Uses webhook signature verification for Twilio/Telnyx/Plivo.
Adds replay protection for Twilio and Plivo webhooks (valid duplicate callbacks are ignored safely).
Twilio speech turns include a per-turn token so stale/replayed callbacks cannot complete a newer turn.
responseModel / responseSystemPrompt control AI auto-responses.
Voice-call auto-responses enforce a spoken JSON contract ({"spoken":"..."}) and filter reasoning/meta output before playback.
While a Twilio stream is active, playback does not fall back to TwiML <Say>; stream-TTS failures fail the playback request.
Outbound conversation calls suppress barge-in only while the initial greeting is actively speaking, then re-enable normal interruption.

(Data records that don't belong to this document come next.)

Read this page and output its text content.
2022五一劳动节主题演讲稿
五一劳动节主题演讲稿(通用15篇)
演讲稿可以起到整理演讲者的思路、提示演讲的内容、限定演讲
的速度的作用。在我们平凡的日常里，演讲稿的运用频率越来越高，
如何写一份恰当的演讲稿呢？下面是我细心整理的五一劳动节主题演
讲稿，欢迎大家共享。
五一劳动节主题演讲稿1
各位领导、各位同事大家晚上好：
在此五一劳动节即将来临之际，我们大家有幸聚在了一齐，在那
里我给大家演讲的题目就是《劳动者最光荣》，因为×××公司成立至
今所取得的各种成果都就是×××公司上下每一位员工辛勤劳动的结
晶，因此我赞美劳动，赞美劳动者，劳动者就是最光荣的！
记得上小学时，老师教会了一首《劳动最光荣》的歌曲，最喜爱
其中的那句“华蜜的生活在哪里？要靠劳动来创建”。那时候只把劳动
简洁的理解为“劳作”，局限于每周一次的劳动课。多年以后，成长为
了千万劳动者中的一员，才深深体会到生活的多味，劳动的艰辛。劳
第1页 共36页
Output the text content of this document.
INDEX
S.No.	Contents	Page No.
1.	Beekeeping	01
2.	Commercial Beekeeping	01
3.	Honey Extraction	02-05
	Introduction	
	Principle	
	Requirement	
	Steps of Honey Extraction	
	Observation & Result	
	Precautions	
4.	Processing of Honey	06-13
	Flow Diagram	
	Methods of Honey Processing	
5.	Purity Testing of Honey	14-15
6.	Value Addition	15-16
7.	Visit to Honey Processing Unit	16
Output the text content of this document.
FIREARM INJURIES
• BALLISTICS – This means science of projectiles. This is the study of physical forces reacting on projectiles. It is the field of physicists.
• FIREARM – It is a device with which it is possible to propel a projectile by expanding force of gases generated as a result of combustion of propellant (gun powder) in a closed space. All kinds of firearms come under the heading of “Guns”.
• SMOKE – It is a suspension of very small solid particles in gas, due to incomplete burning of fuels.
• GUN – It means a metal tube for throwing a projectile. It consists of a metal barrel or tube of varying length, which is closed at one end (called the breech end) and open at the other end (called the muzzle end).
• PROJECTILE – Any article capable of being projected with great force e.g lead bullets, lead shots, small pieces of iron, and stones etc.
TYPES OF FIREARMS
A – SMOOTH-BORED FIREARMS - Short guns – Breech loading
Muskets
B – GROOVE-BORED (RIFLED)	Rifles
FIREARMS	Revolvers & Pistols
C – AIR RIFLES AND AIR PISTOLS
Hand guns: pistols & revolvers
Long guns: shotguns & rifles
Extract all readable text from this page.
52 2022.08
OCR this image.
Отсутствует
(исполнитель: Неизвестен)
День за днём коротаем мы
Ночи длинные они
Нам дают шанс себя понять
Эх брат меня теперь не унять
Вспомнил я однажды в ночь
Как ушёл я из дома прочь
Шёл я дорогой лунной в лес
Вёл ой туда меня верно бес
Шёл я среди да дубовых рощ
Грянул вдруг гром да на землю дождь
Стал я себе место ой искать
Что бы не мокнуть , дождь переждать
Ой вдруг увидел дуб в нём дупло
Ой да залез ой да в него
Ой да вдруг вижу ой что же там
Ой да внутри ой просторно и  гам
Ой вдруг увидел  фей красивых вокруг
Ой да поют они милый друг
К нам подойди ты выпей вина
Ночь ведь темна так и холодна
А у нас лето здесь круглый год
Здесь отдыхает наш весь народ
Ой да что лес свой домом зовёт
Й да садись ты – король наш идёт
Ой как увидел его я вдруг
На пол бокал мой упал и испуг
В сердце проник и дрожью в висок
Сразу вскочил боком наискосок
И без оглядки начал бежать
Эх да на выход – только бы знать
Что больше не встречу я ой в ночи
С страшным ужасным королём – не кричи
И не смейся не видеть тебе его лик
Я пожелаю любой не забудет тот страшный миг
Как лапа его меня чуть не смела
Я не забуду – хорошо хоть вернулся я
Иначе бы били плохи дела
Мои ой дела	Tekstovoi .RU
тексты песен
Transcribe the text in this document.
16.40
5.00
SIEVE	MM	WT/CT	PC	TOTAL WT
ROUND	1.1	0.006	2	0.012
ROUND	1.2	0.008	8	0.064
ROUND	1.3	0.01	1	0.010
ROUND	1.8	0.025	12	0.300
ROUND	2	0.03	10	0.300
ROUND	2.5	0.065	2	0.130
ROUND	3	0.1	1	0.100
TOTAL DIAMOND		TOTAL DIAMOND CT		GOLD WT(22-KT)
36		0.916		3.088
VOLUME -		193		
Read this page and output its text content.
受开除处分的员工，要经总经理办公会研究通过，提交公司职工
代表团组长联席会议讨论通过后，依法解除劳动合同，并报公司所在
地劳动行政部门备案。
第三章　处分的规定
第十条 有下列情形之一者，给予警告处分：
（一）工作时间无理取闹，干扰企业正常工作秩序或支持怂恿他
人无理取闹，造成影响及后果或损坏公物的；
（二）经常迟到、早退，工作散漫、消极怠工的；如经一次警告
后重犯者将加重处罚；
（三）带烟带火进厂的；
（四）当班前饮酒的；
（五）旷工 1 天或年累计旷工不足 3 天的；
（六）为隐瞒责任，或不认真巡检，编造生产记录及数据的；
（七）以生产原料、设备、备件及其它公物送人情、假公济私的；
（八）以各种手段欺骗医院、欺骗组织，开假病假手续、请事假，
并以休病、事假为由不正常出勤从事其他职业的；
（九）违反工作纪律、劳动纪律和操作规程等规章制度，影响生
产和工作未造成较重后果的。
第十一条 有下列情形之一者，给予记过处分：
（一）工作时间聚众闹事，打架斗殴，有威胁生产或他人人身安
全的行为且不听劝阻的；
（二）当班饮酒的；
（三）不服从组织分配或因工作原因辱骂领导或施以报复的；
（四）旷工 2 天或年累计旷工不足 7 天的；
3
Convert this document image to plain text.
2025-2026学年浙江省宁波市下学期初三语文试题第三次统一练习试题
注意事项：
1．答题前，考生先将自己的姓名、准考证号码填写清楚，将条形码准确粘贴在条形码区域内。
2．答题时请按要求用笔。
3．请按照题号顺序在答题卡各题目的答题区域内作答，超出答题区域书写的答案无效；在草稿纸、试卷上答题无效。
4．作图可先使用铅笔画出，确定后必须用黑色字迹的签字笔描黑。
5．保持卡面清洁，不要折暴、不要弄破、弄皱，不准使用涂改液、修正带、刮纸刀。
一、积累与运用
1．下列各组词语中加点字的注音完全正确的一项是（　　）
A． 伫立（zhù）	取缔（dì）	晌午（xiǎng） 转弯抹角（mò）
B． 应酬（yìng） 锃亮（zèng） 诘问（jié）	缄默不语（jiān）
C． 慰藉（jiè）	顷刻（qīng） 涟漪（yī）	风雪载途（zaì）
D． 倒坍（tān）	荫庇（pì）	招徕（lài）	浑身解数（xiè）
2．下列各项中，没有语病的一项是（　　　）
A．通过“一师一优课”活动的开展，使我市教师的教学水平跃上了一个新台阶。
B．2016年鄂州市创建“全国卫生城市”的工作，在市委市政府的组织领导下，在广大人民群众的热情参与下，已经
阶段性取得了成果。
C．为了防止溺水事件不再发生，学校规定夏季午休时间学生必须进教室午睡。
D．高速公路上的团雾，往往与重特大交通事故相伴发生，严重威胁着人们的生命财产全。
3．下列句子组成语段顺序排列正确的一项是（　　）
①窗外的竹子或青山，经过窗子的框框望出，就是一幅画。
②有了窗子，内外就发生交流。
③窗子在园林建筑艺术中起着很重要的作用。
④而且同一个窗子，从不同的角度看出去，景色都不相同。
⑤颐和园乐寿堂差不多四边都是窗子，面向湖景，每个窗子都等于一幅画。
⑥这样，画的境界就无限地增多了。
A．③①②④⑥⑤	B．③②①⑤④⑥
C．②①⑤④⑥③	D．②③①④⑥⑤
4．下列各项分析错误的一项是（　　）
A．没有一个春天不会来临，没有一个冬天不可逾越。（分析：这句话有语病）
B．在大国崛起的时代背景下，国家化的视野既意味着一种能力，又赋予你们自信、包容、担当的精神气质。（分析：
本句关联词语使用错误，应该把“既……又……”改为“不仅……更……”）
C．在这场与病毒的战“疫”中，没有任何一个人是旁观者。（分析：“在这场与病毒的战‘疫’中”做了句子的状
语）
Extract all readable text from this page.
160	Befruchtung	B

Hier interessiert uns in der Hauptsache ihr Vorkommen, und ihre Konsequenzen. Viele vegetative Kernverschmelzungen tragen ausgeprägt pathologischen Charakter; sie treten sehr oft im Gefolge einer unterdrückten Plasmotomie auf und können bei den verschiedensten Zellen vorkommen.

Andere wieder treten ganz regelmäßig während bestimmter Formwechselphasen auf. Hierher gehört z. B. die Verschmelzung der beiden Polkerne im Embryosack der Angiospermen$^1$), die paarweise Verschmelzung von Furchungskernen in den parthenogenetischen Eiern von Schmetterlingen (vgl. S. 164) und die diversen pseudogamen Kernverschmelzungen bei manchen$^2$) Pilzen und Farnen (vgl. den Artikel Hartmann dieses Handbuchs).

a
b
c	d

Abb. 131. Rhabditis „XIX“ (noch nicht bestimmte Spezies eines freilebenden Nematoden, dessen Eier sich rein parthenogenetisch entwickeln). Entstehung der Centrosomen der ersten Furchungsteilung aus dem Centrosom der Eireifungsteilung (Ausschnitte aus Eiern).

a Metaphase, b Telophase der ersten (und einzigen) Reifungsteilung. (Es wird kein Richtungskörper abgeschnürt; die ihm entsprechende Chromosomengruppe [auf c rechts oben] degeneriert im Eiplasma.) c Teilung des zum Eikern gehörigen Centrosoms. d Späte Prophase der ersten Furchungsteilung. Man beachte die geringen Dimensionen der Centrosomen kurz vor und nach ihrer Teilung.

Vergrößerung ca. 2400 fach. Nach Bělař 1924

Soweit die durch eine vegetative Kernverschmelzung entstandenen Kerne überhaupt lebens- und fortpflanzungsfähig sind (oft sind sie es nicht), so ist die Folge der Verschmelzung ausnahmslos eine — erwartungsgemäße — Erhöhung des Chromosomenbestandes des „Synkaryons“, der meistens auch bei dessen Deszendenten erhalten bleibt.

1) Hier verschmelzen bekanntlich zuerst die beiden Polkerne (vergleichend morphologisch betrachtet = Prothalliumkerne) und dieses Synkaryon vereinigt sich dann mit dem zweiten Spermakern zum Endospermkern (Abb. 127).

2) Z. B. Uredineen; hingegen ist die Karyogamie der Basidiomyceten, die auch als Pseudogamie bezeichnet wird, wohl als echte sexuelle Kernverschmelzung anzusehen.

Twilio stream disconnect auto-end uses a short grace window so quick reconnects do not end the call.
Realtime provider selection is generic. Configure streaming.provider / realtime.provider and put provider-owned options under providers.<id>.
Runtime fallback still accepts the old voice-call keys for now, but migration is a doctor step and the compat shim is scheduled to go away in a future release.